El alto tribunal ha rechazado el recurso de apelación presentado por la defensa y ha avalado tanto los hechos declarados probados como la pena impuesta, al considerar plenamente acreditado que el establecimiento funcionaba como punto de venta de droga camuflado bajo la apariencia de un comercio de alimentación.
La investigación policial se inició en julio de 2023, tras la recepción de informaciones anónimas que alertaban de la venta de estupefacientes a pequeña escala desde el local. A partir de ese momento, agentes de la Unidad de Delincuencia Especializada y Violenta (UDEV) de la Policía Nacional pusieron en marcha un dispositivo de vigilancia.
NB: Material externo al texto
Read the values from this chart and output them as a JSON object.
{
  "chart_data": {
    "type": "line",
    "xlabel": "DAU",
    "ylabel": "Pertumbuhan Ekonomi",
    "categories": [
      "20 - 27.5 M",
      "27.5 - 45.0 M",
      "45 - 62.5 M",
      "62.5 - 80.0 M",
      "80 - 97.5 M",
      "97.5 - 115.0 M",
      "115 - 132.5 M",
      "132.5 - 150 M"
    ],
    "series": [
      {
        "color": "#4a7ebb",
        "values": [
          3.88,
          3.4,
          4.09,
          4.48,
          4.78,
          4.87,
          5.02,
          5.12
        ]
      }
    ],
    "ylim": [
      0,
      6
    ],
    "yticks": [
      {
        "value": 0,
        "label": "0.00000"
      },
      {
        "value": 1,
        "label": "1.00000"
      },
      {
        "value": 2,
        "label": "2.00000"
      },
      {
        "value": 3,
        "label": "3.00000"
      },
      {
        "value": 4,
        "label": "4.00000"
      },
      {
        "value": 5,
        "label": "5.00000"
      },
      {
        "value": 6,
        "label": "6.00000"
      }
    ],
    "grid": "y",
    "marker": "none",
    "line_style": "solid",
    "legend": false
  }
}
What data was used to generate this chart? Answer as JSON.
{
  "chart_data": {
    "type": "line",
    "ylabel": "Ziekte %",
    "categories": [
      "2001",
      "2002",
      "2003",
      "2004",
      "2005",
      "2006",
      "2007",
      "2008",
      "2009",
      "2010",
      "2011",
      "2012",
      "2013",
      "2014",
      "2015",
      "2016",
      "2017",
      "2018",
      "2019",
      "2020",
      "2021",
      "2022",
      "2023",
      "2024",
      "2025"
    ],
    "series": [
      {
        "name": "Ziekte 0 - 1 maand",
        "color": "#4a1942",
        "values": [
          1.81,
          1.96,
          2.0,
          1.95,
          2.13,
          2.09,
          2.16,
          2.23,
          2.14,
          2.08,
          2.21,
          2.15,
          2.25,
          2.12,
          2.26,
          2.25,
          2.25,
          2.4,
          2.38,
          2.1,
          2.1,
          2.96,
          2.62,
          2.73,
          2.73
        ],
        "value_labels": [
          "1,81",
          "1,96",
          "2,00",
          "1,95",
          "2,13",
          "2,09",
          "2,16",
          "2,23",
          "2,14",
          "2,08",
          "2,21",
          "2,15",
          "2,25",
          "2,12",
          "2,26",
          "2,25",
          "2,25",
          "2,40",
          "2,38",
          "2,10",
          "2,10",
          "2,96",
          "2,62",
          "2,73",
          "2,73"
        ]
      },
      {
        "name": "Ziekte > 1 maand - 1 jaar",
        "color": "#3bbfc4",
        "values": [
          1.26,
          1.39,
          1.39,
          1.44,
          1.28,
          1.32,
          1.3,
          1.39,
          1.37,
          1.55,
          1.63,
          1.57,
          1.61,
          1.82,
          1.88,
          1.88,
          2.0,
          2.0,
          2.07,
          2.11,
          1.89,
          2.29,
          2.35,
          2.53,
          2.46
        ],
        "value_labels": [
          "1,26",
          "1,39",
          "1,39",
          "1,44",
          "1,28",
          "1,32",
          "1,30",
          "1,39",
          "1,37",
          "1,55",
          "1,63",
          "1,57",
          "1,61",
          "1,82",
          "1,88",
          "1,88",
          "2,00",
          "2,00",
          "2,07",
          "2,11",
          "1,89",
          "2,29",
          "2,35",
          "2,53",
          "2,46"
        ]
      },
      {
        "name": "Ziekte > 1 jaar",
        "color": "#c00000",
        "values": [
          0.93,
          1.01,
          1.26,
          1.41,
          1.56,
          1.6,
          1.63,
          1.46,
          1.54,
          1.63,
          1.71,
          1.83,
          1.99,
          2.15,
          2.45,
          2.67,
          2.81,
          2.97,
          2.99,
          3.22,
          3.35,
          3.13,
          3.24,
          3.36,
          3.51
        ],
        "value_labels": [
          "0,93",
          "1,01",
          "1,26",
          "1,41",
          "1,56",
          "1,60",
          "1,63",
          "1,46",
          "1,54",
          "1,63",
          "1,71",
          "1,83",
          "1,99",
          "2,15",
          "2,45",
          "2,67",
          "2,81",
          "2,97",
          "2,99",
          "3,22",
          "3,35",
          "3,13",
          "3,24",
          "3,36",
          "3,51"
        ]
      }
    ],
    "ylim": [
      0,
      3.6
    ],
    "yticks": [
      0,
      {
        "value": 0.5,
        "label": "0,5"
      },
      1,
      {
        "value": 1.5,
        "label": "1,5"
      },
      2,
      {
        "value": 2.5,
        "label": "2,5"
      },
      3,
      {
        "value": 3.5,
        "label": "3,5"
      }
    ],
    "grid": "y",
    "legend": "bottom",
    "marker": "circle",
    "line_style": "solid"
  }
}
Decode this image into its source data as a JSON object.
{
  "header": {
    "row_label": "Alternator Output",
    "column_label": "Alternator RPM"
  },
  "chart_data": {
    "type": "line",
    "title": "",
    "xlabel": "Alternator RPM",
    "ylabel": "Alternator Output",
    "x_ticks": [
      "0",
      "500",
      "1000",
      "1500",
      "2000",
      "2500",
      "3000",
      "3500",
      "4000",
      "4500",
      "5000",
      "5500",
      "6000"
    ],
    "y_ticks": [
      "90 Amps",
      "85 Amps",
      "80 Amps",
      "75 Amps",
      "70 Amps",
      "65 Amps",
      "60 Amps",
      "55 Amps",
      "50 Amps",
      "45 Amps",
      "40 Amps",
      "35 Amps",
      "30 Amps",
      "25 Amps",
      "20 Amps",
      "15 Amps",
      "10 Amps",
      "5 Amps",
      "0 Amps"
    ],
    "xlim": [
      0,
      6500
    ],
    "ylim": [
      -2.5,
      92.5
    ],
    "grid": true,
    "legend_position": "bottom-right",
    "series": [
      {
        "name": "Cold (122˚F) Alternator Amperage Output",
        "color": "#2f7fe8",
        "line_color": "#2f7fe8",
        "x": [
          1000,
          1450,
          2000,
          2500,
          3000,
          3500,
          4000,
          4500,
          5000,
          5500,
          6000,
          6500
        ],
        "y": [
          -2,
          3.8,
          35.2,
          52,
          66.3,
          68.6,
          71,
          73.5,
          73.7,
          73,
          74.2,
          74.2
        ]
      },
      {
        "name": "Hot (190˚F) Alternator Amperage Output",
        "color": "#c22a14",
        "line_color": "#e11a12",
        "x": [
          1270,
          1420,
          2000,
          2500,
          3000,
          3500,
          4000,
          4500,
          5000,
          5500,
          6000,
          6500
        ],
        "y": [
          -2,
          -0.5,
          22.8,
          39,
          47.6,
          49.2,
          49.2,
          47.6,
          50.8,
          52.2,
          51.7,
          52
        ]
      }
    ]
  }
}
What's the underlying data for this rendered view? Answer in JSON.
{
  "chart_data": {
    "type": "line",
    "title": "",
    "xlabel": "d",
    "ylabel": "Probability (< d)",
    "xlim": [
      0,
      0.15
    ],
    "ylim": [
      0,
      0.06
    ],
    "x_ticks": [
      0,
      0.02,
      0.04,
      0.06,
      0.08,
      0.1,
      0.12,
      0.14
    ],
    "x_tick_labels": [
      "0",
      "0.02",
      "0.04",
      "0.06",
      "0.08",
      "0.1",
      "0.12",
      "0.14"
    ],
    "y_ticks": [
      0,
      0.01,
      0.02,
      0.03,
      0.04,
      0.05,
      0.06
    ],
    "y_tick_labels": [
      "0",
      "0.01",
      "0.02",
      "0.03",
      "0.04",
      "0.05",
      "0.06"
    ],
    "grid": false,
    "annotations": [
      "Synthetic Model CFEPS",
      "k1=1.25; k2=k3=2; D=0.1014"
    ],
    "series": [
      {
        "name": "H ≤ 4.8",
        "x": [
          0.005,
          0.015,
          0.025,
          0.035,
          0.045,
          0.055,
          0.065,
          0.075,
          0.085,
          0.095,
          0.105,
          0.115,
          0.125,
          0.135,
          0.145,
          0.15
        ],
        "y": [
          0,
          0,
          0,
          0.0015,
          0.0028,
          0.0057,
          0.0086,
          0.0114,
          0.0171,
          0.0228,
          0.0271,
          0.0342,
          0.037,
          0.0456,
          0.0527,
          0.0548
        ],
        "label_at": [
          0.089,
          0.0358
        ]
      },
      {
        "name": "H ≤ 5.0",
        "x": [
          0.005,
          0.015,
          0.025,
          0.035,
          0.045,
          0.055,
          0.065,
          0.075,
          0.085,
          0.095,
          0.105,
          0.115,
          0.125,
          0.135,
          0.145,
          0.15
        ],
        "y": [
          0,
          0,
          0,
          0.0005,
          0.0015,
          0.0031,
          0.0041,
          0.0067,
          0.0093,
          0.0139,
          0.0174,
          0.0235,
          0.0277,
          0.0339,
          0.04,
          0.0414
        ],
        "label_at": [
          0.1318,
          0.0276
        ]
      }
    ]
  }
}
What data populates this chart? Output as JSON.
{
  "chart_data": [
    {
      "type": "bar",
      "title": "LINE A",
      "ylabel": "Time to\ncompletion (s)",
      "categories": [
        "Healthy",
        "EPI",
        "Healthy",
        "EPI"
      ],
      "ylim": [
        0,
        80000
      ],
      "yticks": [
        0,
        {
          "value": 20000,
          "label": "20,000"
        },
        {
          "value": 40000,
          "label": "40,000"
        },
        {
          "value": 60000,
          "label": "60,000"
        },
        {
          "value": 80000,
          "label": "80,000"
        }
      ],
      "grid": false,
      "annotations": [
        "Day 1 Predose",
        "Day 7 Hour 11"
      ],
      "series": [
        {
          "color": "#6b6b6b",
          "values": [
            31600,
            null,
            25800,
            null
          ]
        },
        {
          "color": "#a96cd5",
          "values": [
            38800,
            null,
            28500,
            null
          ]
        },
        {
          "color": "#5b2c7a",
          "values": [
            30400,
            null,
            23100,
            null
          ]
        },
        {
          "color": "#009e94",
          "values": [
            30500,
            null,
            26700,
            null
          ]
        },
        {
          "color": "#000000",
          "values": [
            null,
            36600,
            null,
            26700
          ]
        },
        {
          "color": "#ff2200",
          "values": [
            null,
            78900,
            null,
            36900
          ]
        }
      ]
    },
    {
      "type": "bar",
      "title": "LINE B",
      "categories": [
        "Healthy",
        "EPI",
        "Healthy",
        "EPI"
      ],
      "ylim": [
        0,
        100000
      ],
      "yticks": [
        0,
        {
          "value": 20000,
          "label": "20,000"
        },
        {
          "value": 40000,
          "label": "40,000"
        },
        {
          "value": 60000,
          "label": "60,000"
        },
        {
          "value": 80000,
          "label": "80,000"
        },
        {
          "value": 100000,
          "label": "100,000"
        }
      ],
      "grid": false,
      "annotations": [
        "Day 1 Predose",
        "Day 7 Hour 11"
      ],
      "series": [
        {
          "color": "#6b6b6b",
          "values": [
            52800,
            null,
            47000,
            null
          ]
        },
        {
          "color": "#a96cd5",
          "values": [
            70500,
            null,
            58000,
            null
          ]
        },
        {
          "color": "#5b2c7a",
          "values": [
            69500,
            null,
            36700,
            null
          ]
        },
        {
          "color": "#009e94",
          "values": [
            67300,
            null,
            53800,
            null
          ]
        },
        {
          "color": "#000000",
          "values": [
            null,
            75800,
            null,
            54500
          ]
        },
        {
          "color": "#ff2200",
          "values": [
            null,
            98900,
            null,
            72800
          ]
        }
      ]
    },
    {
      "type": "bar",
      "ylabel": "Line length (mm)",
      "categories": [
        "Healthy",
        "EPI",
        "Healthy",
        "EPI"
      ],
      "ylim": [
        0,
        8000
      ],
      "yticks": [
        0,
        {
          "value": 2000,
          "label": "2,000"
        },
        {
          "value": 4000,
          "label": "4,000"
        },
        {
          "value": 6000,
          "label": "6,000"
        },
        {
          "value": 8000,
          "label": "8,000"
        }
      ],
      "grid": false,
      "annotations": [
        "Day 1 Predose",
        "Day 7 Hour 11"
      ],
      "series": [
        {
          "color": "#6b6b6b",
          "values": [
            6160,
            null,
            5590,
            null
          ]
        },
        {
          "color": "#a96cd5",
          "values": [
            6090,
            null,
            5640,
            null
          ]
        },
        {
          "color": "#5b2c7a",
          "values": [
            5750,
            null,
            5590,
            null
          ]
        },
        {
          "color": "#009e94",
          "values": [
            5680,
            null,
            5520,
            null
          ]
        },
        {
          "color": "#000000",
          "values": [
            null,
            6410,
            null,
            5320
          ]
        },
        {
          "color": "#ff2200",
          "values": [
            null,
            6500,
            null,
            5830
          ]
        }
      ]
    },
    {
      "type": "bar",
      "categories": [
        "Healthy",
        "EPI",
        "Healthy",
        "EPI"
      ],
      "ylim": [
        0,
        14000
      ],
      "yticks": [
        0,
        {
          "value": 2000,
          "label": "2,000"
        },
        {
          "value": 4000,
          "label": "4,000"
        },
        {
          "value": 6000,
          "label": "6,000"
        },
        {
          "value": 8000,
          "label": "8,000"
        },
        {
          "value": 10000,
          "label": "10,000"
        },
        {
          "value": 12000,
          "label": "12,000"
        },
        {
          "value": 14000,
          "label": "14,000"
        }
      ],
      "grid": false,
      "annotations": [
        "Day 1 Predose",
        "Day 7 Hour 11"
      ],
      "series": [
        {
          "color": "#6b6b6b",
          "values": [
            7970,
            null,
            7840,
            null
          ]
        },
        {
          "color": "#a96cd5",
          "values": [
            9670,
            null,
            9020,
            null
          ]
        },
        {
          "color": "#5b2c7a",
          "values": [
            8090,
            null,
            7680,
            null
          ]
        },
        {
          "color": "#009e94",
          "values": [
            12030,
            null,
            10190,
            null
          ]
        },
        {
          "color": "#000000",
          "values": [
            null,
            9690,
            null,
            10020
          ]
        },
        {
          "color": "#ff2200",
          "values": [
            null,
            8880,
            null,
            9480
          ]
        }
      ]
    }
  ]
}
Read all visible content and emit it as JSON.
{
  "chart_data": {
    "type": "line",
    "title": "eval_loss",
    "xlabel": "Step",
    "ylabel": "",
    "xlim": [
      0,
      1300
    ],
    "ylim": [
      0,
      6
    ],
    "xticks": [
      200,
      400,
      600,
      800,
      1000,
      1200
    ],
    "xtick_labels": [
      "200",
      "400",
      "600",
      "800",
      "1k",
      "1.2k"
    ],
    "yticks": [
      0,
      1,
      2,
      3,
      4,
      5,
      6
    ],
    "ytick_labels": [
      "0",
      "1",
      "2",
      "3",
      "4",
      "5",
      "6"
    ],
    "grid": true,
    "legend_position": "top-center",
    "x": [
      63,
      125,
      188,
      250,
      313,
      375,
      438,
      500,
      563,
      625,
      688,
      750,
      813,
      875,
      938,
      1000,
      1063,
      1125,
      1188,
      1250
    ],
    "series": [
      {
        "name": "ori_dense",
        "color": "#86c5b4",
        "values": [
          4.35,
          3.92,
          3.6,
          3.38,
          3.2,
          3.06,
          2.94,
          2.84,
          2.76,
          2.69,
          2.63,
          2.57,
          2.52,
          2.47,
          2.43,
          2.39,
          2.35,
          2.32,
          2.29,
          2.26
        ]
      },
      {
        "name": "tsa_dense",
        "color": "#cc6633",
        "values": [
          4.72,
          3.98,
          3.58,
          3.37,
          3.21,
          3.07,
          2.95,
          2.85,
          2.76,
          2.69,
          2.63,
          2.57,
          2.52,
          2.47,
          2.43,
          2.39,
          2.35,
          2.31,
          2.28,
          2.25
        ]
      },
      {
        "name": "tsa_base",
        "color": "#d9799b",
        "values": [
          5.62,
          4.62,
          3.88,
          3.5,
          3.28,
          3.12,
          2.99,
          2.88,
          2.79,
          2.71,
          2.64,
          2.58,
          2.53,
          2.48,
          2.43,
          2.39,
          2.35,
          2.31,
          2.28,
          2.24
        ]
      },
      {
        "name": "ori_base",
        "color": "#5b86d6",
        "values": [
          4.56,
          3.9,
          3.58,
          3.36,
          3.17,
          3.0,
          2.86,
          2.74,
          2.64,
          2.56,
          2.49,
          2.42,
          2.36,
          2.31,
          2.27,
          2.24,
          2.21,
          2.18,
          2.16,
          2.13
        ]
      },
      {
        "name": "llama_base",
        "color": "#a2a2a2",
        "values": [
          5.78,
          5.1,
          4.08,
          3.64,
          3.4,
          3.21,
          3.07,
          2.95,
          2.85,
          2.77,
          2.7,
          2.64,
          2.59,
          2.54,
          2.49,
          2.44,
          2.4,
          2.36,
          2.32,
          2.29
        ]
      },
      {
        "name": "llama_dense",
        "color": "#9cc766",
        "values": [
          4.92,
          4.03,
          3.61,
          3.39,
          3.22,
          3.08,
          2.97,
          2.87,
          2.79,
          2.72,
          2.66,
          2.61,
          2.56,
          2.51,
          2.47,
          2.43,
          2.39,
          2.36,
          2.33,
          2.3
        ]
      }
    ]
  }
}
Durante estas observaciones, los investigadores detectaron a la acusada en actitud vigilante en la puerta del establecimiento, comprobando cómo miraba de forma reiterada a ambos lados de la calle antes de permitir la entrada de dos mujeres, con las que accedió al interior del comercio.
Ya dentro del local, los agentes realizaron una inspección que permitió localizar un monedero azul oculto bajo una estantería y detrás de varias garrafas de agua. En su interior se hallaron 114 envoltorios de cocaína, valorados en 3.423,80 euros, y 86 dosis de heroína, tasadas en 1.139,07 euros. Todas las sustancias estaban termoselladas y preparadas para su venta directa.
Además, la Policía intervino 440 euros en efectivo, la mayor parte en poder de la acusada, dinero que el tribunal considera procedente directamente de la actividad ilícita.
En su resolución, la Sala de apelación del TSJA descarta cualquier error en la valoración de la prueba y subraya que el destino de la droga para su distribución era “patente” y “absolutamente obvio”, incluso aunque no se encontraran otros utensilios habituales para la preparación de las dosis.
El tribunal también rechaza la alegación de vulneración del derecho a la presunción de inocencia, al entender que el recurso de la defensa se limita a reiterar argumentos ya analizados y desestimados en primera instancia.
La sentencia, ya firme, mantiene la condena de tres años y tres meses de prisión, además de una multa de 18.250 euros, y confirma que el local operaba como un punto de venta de droga encubierto en pleno casco urbano de Vélez-Málaga.